Oysa Lefkelilerin eylem stratejisi bağlamında ok yaydan çıkmıştır artık ve geri alınamaz. Eğer Lefkeliler bunların boş sözleriyle oyalanıp, geri adım atmaya kalkışırlarsa… Ve üstelik bunca haksız cezaya boyun eğip, helal hakları olan kupayı almadan pes ederlerse;
O ok dönüp Lefke’yi ve LTSK’yı vuracaktır ki, esas ölümcül darbe bu olacaktır Lefke için…
Değerli LTSK yönetimi eylem planını bugün harekete geçirmeye başlasın ve parti renkleriyle adam kandırma seferlerine çıkanlara hak ettikleri cevabı Menekşe-Beyaz renklerle versin…

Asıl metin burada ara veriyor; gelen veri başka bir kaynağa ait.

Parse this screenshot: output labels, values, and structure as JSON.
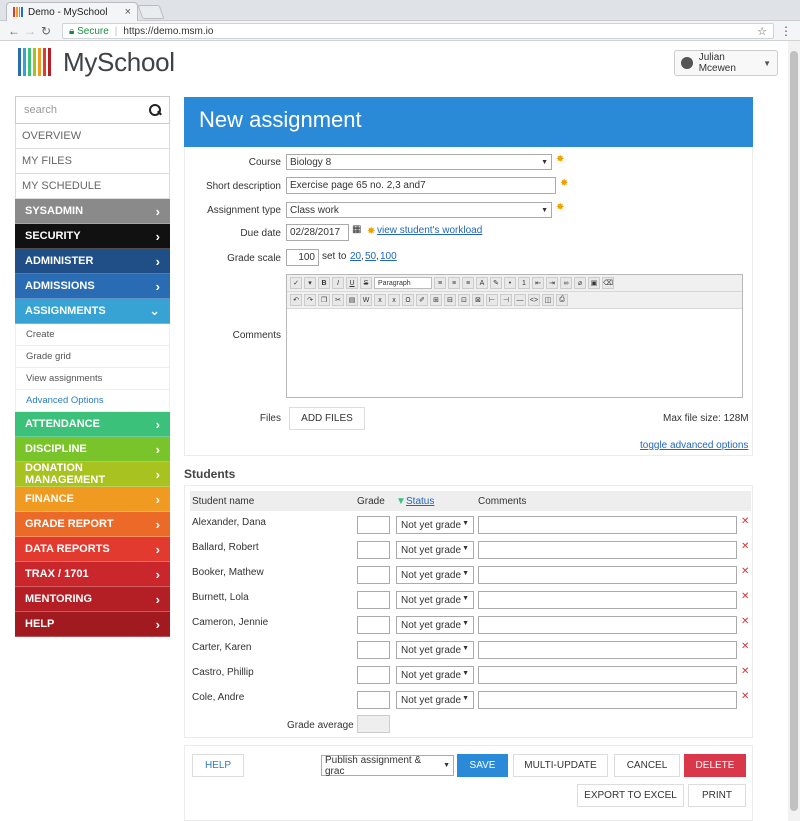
{
  "browser": {
    "tab_title": "Demo - MySchool",
    "tab_close": "×",
    "secure_label": "Secure",
    "url": "https://demo.msm.io"
  },
  "app": {
    "name": "MySchool",
    "user_name": "Julian Mcewen"
  },
  "sidebar": {
    "search_placeholder": "search",
    "plain_items": [
      "OVERVIEW",
      "MY FILES",
      "MY SCHEDULE"
    ],
    "nav": [
      {
        "label": "SYSADMIN",
        "color": "#8a8a8a"
      },
      {
        "label": "SECURITY",
        "color": "#111111"
      },
      {
        "label": "ADMINISTER",
        "color": "#1f4f86"
      },
      {
        "label": "ADMISSIONS",
        "color": "#2a6cb3"
      },
      {
        "label": "ASSIGNMENTS",
        "color": "#36a3d4"
      }
    ],
    "sub": [
      "Create",
      "Grade grid",
      "View assignments",
      "Advanced Options"
    ],
    "nav2": [
      {
        "label": "ATTENDANCE",
        "color": "#3cc17a"
      },
      {
        "label": "DISCIPLINE",
        "color": "#7ac42b"
      },
      {
        "label": "DONATION MANAGEMENT",
        "color": "#a8c21f"
      },
      {
        "label": "FINANCE",
        "color": "#f09a22"
      },
      {
        "label": "GRADE REPORT",
        "color": "#ec6a27"
      },
      {
        "label": "DATA REPORTS",
        "color": "#e23a2e"
      },
      {
        "label": "TRAX / 1701",
        "color": "#c9272c"
      },
      {
        "label": "MENTORING",
        "color": "#b31f24"
      },
      {
        "label": "HELP",
        "color": "#a01a1f"
      }
    ]
  },
  "form": {
    "title": "New assignment",
    "course_label": "Course",
    "course_value": "Biology 8",
    "desc_label": "Short description",
    "desc_value": "Exercise page 65 no. 2,3 and7",
    "type_label": "Assignment type",
    "type_value": "Class work",
    "due_label": "Due date",
    "due_value": "02/28/2017",
    "workload_link": "view student's workload",
    "scale_label": "Grade scale",
    "scale_value": "100",
    "set_to": "set to",
    "scale_opts": [
      "20",
      "50",
      "100"
    ],
    "comments_label": "Comments",
    "editor_format": "Paragraph",
    "files_label": "Files",
    "add_files": "ADD FILES",
    "max_file": "Max file size: 128M",
    "toggle_adv": "toggle advanced options"
  },
  "students": {
    "title": "Students",
    "col_name": "Student name",
    "col_grade": "Grade",
    "col_status": "Status",
    "col_comments": "Comments",
    "status_value": "Not yet grade",
    "rows": [
      "Alexander, Dana",
      "Ballard, Robert",
      "Booker, Mathew",
      "Burnett, Lola",
      "Cameron, Jennie",
      "Carter, Karen",
      "Castro, Phillip",
      "Cole, Andre"
    ],
    "grade_average": "Grade average"
  },
  "footer": {
    "help": "HELP",
    "publish": "Publish assignment & grac",
    "save": "SAVE",
    "multi": "MULTI-UPDATE",
    "cancel": "CANCEL",
    "delete": "DELETE",
    "export": "EXPORT TO EXCEL",
    "print": "PRINT"
  }
}
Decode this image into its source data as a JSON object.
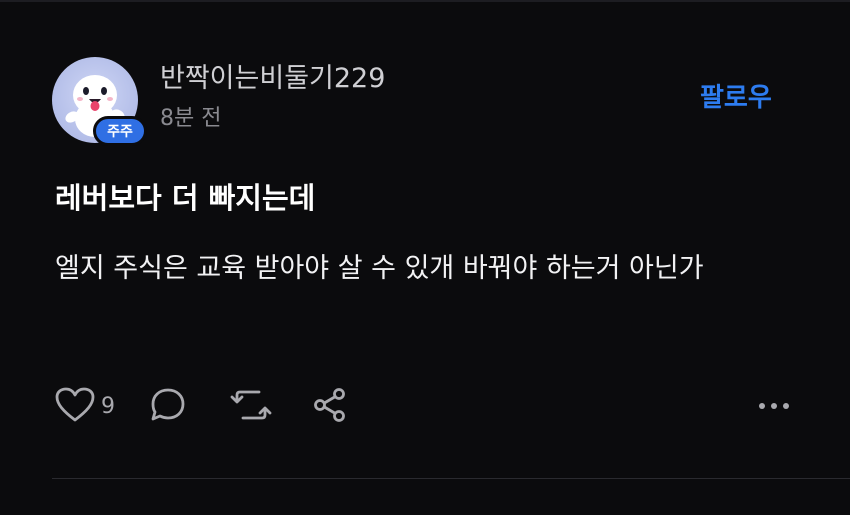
{
  "user": {
    "name": "반짝이는비둘기229",
    "badge": "주주",
    "time": "8분 전"
  },
  "follow_label": "팔로우",
  "post": {
    "title": "레버보다 더 빠지는데",
    "body": "엘지 주식은 교육 받아야 살 수 있개 바꿔야 하는거 아닌가"
  },
  "actions": {
    "like_count": "9",
    "icons": [
      "heart-icon",
      "comment-icon",
      "repost-icon",
      "share-icon",
      "more-icon"
    ]
  },
  "colors": {
    "background": "#0b0b0d",
    "accent": "#2d7cf0",
    "badge": "#2f6fe4",
    "muted": "#8a8a90"
  }
}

Federasyon yönetiminin ise, kurullarıyla birlikte topyekûn istifası sağlanıp, kupa final süreci öncesine dönülmeden de, futbolda Lefkoşa Dükalığının korkuttuğu ve somut adım atmaktan kaçınan hiçbir siyasi ile sakın ola,”ceza pazarlığına” girişmesinler.
Rejimin siyasetçileri rahatsız edilmeden ülke insanının rahatsızlığını gidermek bu noktadan sonra artık mümkün değildir.